Il Ponte, diceva l’allora ministro Matteoli “sarà pronto entro il 2017, niente e nessuno bloccherà la realizzazione“. Parole che a rileggerle adesso lasciano l’amaro in bocca e che risuonano come un macigno. Quello di oggi è un triste anniversario, dal momento a distanza di dieci anni Reggio Calabria e Messina sono ancora separate da una striscia di mare.
Il progetto coinvolse un centinaio di professori e ingegneri di fama internazionale, 12 istituti scientifici e universitari e 39 società in tutto il mondo. In occasione dell’incontro al Palacultura dieci anni fa veniva presentata anche l’intera squadra, di eccellenze planetarie, che avrebbero dovuto occuparsi della realizzazione del ponte sospeso più lungo al mondo. I lavori dovevano partire a gennaio 2011 e comprendevano la realizzazione di opere propedeutiche, come la stazione ferroviaria di Gazzi e le stazioni intermedie di Papardo, Annunziata e Viale Europa.

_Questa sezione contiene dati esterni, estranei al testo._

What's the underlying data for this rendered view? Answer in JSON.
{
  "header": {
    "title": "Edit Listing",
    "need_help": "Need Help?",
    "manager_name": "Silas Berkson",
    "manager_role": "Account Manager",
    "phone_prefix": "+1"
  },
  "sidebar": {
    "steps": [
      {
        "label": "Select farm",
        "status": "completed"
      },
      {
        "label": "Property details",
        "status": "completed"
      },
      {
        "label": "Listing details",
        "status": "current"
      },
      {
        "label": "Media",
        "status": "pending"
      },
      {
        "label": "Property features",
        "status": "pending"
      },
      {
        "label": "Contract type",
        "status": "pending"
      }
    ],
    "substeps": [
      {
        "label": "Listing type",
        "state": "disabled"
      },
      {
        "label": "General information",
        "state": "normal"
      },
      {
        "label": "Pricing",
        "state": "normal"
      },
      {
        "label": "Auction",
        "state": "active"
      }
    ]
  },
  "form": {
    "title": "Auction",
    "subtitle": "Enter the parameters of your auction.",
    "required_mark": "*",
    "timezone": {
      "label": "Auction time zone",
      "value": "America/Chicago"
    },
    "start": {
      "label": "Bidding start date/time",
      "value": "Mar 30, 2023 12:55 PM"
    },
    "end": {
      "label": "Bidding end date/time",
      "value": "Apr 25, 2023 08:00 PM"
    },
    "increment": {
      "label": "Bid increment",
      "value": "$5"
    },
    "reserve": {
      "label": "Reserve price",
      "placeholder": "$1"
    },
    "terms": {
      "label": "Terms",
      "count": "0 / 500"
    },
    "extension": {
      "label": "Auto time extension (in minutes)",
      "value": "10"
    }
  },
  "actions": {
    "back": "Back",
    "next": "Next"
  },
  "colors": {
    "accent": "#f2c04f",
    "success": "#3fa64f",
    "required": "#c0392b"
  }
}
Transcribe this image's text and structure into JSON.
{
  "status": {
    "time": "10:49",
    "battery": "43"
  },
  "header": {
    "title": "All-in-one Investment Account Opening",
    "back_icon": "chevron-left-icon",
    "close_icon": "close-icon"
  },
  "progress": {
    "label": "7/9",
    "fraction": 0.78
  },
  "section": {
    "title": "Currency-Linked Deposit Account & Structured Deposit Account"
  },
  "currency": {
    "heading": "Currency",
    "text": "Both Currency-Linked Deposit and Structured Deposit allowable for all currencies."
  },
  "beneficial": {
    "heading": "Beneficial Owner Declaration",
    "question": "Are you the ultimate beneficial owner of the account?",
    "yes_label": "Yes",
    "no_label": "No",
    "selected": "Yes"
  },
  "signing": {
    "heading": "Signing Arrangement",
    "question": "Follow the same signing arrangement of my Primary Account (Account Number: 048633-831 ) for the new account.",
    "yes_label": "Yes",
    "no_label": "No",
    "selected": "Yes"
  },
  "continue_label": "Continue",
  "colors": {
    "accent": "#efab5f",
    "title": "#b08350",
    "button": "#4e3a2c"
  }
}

Ma di fatto il progetto si fermò all’esecuzione delle indagini topografiche e geognostiche, sia a Messina che a Reggio Calabria: il 23 dicembre 2009 partirono i lavori per la variante ferroviaria di Cannitello, per risolvere un’interferenza con il futuro cantiere di una delle torri del Ponte, poi tutto si fermò.

Oggi di quasi un secolo e mezzo di progetti e annunci restano le carte e le penali a carico dello Stato e i nodi vengono al pettine. A maggio scorso i deputati nazionali di Forza Italia Matilde Siracusano e Nino Germanà, il senatore reggino di Forza Italia Marco Siclari e dei sindaci di Messina e Villa San Giovanni Cateno De Luca e Giovanni Siclari, hanno presentato un esposto-segnalazione alle Procure del Lazio, Sicilia e Calabria, per promuovere ogni opportuna iniziativa volta ad accertare e perseguire i danni erariali derivanti dalla mancata realizzazione del Ponte sullo Stretto di Messina. Non fare il ponte sullo stretto è stata una scelta scellerata, che ha causato un “danno erariale” di centinaia di milioni di euro.
L’ultima chance per realizzare il Ponte sullo Stretto resta l’Europa. Recentemente L’Assemblea regionale siciliana ha approvato all’unanimità l’ordine del giorno di Fratelli d’Italia, proposto dalla deputata Elvira Amata, sul Ponte sullo Stretto di Messina come raccomandazione al Governo.